The Occupational Therapist was still trying to find us a bath seat. She also found a neat portable pool (it’s tall and deep) which includes a flotation device that keeps the child’s head above water. She’s hoping to get funding to cover that item. The pool would be beneficial since it would give Khloë the ability to really move her arms and legs–aquatherapy!

The physiotherapist showed us how to do chest therapy with percussor cups. We are to do 3 minutes on each lung lobe when she gets a rattle in her chest or when she is ill.

Next up was the respirologist, Dr. K, a few students, and the respiratory technician. I’m not at all fond of the respirologist.
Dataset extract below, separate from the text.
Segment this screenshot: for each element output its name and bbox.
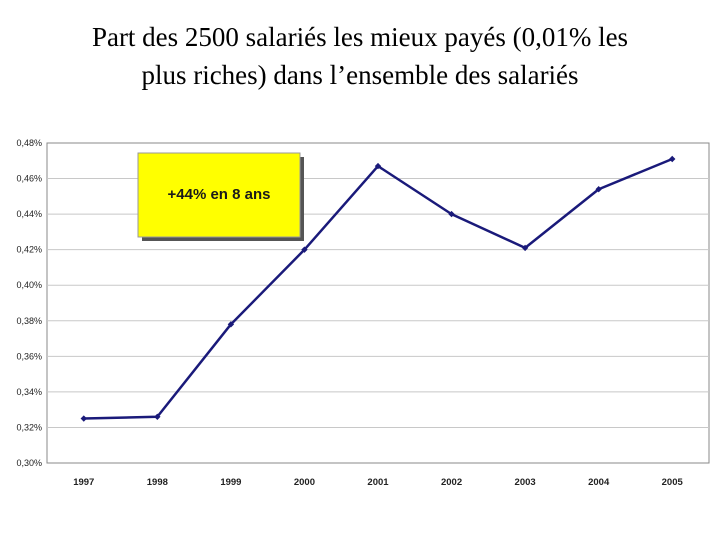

He seemed to think us wanting to be proactive with getting Khloë specific equipment early on wasn’t a good idea–we requested a suction machine, CoughAssist, and pulse oximeter. We don’t want to wait until she’s in distress; we want these items as soon as possible so we can be trained on how to use them. He is giving us the suction machine, which the respiratory tech, Carlie, showed us how to use later on. However when I said I wanted the CoughAssist machine (as every single SMA parent has told us to get it ASAP) Dr K said that he only recommends it for children over 5 years old…to which I replied that Khloë may not reach that age. I was getting frustrated by this point. So after he left, Carlie compromised and said she would give us the loaner CoughAssist machine to try out in 2 months time when we go back. Jordan and I have come to the conclusion that we still want it NOW and not in 2 months. I sent an email to Carlie about our decision.

Finally we saw the social worker and explained all our concerns about Dr K. She assured us that if we don’t get what we want, we can always ask for a second opinion because it’s completely our decision about what equipment we want. With the neurologist not being there, we couldn’t go to him. The social worker and our nurse coordinator have been awesome, though!

Khloë: 7 months old (31 weeks)

A new week:


31 weeks (July 8)

31 weeks (July 8)


Khloë saw her pediatrician Tuesday afternoon. Dr I will keep her file partially open in case we need pediatrician care but we won’t be required to do follow-ups. We also saw Dr B at CHEO, the surgeon, about the G-tube surgery. And finally on Wednesday we had our first Neuromuscular clinic appointment (separate post coming). We had a good experience with some of the specialists, but not so much with the respirologist; he doesn’t seem to agree with our proactive approach to Khloë’s respiratory care. SMA is degenerative and she will never be more healthy than she is right now… She will need medical equipment to manage her disease, regardless, so we feel we should get it for her now so that she can be used to the machines before she’s in distress. The OT is still looking for a bath chair for her.


Photo shoot

Beach

We were home in time to unpack, do laundry, and clean up the house for the Harpers to arrive on the weekend. Two year old Hannah just loved meeting Khloë!

Khloë weighed in at 16 lbs but hadn’t grown in length.

We also received an amazing care package from Families of SMA Canada:


FSMA Canada care package

They also sent a Radio Flyer wagon! We are so thankful for this package; Khloë loves the little toys and enjoys being pulled around the house in her new wagon.